S’exprimant sur les ondes de la chaîne III de la radio nationale, le délégué général de l’ABEF dira que  » ce chiffre atteindra 3 400 milliards de dinars dont une grande partie sera accordée à 50 000 nouvelles micro-entreprises « .

« La relation continue sur le plan de l’évolution, puisque nous avons atteint deux chiffres. Nous avons terminé l’année 2010 et nous sommes presque à 17-18% de crédit additionnel par année. Et pour l’année en cours, la cadence sera augmentée, mais les nouvelles micro-entreprises seront privilégiées « , a indiqué la même source.

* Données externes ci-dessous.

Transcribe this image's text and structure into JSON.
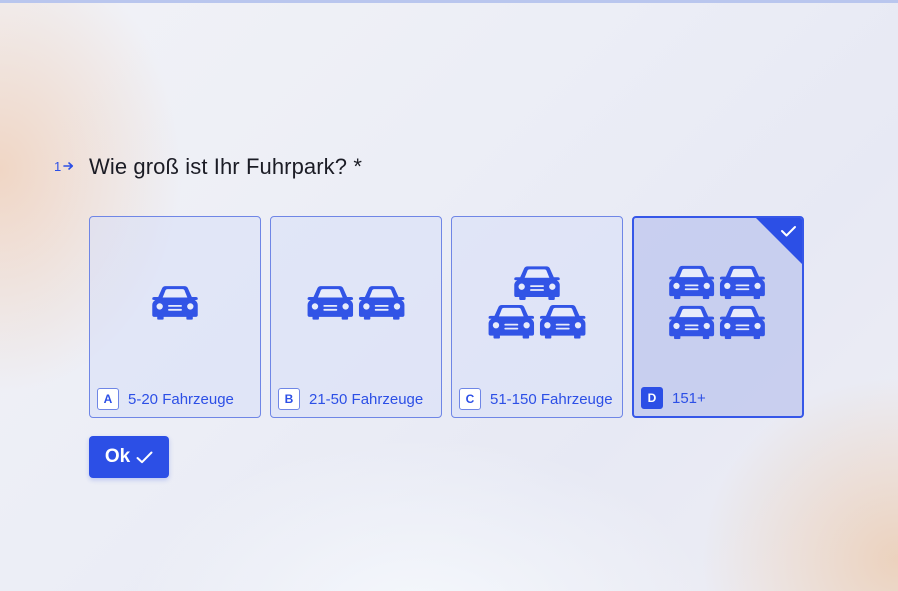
{
  "question": {
    "number": "1",
    "text": "Wie groß ist Ihr Fuhrpark? *"
  },
  "choices": [
    {
      "key": "A",
      "label": "5-20 Fahrzeuge",
      "icon": "car-icon",
      "cars": 1,
      "selected": false
    },
    {
      "key": "B",
      "label": "21-50 Fahrzeuge",
      "icon": "two-cars-icon",
      "cars": 2,
      "selected": false
    },
    {
      "key": "C",
      "label": "51-150 Fahrzeuge",
      "icon": "three-cars-icon",
      "cars": 3,
      "selected": false
    },
    {
      "key": "D",
      "label": "151+",
      "icon": "four-cars-icon",
      "cars": 4,
      "selected": true
    }
  ],
  "ok_button": {
    "label": "Ok",
    "icon": "checkmark-icon"
  },
  "colors": {
    "accent": "#2c4fe6",
    "text": "#1b1c25",
    "choice_border": "#6f86e6"
  }
}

Il enchaîne :  » Sur le plan du crédit, des aménagements sont apportés pour réduire le délai de prise de décision et surtout la décentralisation « . « La banque ce n’est pas la direction générale, mais c’est l’agence locale qui reçoit la clientèle. Beaucoup de banques sont en train de donner un espace de décision très fort. Nous avons actuellement à peu près 1 500 points de jonction sur le territoire national, des points de prise de risque et nous allons élargir le réseau pour atteindre une meilleure réactivité à la demande des clients », a encore expliqué M. Benkhalfa.

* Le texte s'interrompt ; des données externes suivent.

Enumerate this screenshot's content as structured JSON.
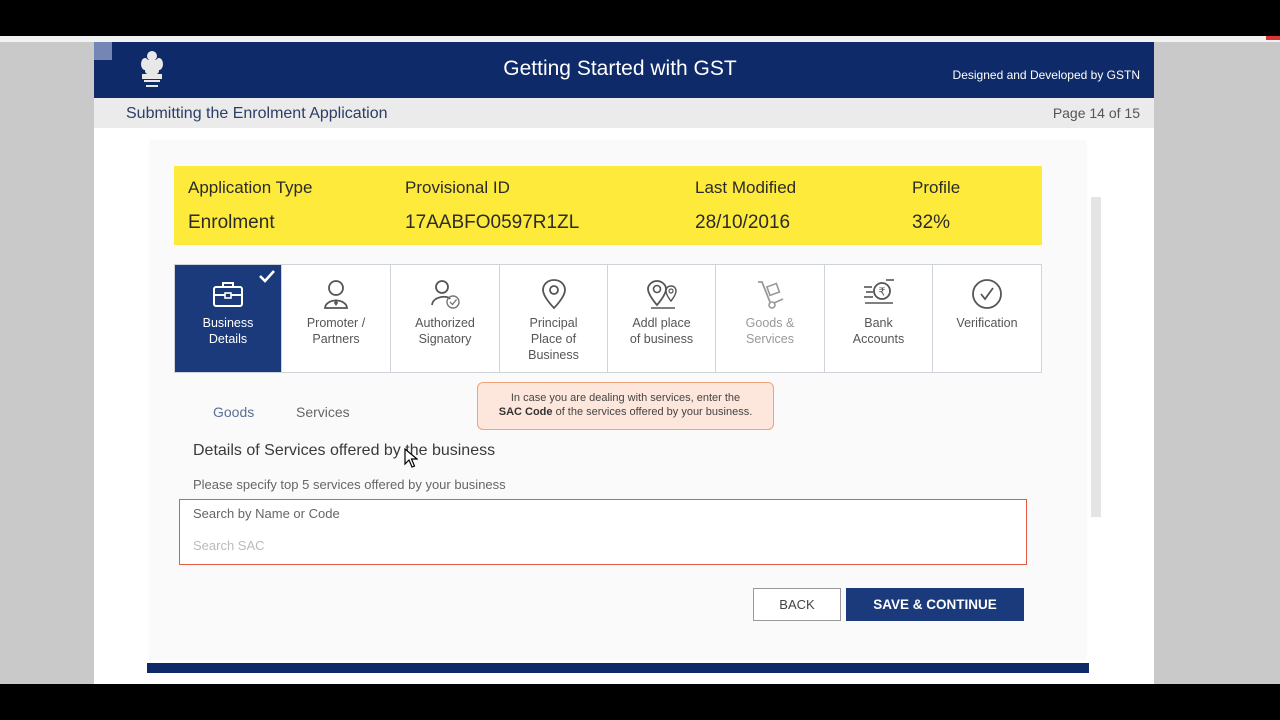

Selon lui,  » la décentralisation va certainement huiler les mécanismes d’octroi du crédit toujours dans le cadre d’une gestion prudente ».  » Il y a également la nécessité de développer les systèmes de paiement « , a-t-il dit, précisant que « nous allons dialoguer avec le monde des affaires, en 2011 et 2012, pour que les commerçants acceptent d’installer les terminaux de paiement, parce que la monétique ne doit pas être seulement une monétique de retrait, et nous devons passer au paiement par carte bancaire ».

L’invité de la radio national a en outre, souligné que  » si le rapport banques-entreprises est assez bon sur le plan financement, beaucoup reste à faire sur le plan relationnel pour mettre définitivement un terme à l’hésitation des banques de financer certains projets « .

« Les entreprises doivent aussi améliorer leur qualité de gestion, performance et compétitivité. Les banques font en même temps face à l’impératif d’expansion mais aussi veille à la sécurité des placements, parce que les ressources de la banque sont des ressources de la clientèle. Il faut donc concilier entre les impératifs d’une expansion forte et d’une sécurité excessivement forte « , a fait savoir M. Abderrahmane Benkhalfa, qui ajoute qu’  » il y a des règles prudentielles qui sont en perpétuelle évolution et le challenge est de réussir à étendre les financements sans toucher à la sécurité des placements ».